Orthodox Jewish mothers in Rockland County say they have been receiving anti-vaccine conference calls and pamphlets on why parents shouldn't vaccinate their children.
"These communities are being targeted with inaccurate and misleading information about vaccines," said Nancy Messonnier, from the Centers for Disease Control and Prevention.
Pro-vaccination groups say people have been disseminating anti-vaccine propaganda in Rockland for years, but members of the Orthodox community say the anti-vaccine pretense in Rockland is miniscule.

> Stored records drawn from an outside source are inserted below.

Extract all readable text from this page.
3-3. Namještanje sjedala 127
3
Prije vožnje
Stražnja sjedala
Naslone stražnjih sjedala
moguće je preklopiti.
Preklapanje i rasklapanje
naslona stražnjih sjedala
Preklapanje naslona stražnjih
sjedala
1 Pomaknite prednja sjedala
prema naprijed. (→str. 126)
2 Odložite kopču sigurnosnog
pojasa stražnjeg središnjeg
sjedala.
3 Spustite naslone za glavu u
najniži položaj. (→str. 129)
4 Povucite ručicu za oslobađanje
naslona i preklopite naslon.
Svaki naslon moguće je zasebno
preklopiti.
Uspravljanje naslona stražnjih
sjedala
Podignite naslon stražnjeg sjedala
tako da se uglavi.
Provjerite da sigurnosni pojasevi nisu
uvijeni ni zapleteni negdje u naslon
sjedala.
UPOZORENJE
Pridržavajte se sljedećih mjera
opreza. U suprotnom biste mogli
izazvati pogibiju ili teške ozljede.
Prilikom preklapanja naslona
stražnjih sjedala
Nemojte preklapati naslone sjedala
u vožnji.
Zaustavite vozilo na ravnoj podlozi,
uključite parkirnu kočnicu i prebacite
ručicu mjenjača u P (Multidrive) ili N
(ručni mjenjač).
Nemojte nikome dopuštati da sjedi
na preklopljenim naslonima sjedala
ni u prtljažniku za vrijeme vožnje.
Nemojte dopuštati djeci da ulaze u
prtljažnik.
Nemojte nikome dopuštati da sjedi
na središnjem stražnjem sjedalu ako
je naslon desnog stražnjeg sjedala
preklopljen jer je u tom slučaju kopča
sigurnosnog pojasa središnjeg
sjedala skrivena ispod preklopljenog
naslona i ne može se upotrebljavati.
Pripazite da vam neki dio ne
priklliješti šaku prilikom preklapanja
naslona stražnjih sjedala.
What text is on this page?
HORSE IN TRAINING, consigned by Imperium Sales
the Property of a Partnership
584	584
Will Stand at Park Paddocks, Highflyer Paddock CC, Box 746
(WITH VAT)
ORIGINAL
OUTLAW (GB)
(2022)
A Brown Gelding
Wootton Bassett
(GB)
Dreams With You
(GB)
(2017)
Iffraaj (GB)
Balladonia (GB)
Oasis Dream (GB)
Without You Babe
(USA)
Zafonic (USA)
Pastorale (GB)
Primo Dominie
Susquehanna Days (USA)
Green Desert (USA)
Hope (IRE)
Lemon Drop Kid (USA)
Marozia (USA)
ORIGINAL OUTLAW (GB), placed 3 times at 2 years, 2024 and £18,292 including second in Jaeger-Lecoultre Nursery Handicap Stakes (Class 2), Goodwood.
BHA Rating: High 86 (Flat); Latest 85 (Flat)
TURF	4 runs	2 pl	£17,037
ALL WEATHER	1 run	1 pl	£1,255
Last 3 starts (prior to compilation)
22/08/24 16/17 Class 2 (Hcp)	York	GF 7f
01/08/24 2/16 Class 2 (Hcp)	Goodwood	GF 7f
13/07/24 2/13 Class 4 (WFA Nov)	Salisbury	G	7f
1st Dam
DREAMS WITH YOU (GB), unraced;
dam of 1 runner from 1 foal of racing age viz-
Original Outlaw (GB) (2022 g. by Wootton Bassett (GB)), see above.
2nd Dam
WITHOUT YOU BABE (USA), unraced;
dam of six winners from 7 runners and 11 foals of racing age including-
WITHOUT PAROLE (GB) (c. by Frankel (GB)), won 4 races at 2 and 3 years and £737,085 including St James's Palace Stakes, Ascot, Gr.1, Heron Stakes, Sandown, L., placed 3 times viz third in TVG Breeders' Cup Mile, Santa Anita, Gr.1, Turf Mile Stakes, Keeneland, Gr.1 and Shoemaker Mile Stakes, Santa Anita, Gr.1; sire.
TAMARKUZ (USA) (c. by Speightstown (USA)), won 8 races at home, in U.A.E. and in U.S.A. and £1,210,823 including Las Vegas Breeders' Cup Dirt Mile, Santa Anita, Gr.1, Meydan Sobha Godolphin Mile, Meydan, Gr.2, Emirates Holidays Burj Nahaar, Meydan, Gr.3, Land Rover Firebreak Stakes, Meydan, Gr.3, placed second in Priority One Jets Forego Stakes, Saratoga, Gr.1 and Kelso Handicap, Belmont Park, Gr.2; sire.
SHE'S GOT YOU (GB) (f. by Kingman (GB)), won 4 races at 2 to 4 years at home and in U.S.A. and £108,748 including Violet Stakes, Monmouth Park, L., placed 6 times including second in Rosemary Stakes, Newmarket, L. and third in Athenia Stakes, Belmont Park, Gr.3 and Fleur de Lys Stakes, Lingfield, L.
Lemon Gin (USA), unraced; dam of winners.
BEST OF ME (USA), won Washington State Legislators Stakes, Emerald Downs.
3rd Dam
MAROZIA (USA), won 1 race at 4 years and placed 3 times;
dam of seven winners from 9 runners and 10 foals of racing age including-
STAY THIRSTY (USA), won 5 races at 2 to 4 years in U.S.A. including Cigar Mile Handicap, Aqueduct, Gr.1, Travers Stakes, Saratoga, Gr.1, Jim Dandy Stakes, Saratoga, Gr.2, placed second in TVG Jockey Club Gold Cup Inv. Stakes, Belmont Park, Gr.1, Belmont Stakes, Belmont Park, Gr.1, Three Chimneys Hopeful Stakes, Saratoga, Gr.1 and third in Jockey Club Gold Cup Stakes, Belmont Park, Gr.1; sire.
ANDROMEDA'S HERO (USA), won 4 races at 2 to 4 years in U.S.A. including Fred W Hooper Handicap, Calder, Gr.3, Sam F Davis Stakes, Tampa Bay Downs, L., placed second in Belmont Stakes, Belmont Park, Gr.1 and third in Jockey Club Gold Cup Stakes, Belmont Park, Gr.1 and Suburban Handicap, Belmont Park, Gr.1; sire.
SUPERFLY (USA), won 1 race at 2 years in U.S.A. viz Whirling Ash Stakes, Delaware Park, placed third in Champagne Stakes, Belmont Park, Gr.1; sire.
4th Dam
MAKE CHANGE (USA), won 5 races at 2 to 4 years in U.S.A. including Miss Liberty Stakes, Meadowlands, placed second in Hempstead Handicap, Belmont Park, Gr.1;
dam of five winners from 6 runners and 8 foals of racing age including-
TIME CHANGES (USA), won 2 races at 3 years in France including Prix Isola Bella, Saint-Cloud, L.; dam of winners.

"Yes, these things happen. But the relevance of these things is so small compared to the size of this community and how much stronger it is coming from the other side, from the community, from government leaders," says Yossi Gestetner, an Orthodox Jewish spokesperson.
Those who trace anti-vaccine propaganda say the groups are super selective about their targets.
There are now 202 confirmed cases of the measles in the Rockland County. That accounts for approximately 35 percent of the 704 cases nationwide.
County officials say they are aware anti-vaccine propaganda has been spread in the area, but they say they don't know how or where exactly it's being disseminated.